La dimension leonienne de The Grandmaster parcours tout le film. Il s’attache à retranscrire le parfum d’un monde, en traversant une partie du XXe siècle. Ip Man suit une voix à la fois limpide et obscure. Celle de grand maitre choisi par ses pairs, celui de résistant de l’ombre face aux japonais, celui de modeste professeur qui formera Bruce Lee. Il ressemble au grand sage sur sa colline. Là encore, l’aspect patchwork du film détourne le piège de la chronique banale d’un maitre des arts martiaux.

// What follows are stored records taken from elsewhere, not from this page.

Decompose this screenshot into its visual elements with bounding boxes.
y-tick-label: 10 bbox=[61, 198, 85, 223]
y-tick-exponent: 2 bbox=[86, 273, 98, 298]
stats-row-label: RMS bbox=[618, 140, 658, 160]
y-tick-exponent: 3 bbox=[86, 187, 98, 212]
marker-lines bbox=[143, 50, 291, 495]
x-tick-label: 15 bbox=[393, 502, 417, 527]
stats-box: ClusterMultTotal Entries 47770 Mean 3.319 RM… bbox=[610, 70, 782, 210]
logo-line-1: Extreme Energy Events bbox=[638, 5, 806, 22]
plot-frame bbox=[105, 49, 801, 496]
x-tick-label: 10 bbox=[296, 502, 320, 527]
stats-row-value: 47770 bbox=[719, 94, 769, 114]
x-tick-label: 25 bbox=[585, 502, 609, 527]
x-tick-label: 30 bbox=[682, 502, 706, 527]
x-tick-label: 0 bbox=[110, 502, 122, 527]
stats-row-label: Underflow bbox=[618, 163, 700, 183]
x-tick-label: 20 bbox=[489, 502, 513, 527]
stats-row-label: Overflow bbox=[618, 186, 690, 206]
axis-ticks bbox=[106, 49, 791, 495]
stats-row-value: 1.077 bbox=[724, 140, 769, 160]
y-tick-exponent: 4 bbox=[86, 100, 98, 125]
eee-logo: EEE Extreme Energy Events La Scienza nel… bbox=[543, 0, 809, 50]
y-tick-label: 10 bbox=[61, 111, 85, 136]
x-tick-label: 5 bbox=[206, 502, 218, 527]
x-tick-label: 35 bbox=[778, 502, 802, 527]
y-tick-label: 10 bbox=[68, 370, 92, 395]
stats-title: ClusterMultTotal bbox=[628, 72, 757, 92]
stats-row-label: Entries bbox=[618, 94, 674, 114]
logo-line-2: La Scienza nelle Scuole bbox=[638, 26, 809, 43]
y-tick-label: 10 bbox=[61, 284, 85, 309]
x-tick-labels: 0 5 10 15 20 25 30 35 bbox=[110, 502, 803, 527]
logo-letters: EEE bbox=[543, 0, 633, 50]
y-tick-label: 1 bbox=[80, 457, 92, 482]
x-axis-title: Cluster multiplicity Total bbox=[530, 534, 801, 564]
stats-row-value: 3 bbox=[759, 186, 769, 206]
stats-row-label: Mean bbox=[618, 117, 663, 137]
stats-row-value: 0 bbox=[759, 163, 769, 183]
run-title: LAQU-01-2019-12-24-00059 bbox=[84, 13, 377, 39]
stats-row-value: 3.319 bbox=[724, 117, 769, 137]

C’est un peu l’anti- Tsui Hark. Plus qu’un territoire de jeu, le combat est un instant de ballet à part entière. Offrant une forme impressionniste à l’ensemble, WKW monte ces duels comme des scènes de séductions. On est dans la sérénade indienne, dans la ronde traditionnelle irlandaise, dans l’approche de drague en boite. Un pas qui glisse, puis un saut, un coup qui fuse, le mobilier qui vole. L’amour et la violence disait justement Sébastien Tellier, c’est de cela qu’il s’agit. Même entre ennemis, le contact du corps est fétichisé. Pour ne pas se prendre un coup, il faut parer. En jouant sur les ralentis, les gros plans, les longues focales et les pluies incessantes, WKW fait de chaque confrontation un jeu d’obstacles gourmand mais dangereux. La peinture qu’il fait est en mouvement. Il fige le moins possible mais ralentit suffisamment pour donner à contempler. Finalement, The Grandmaster, c’est une romance inachevée, celle de l’amour de son quartier, d’un mode de vie, de corps que l’on désire combattre. Car combattre, c’est déjà s’unir dans une sorte de jouissance masochiste.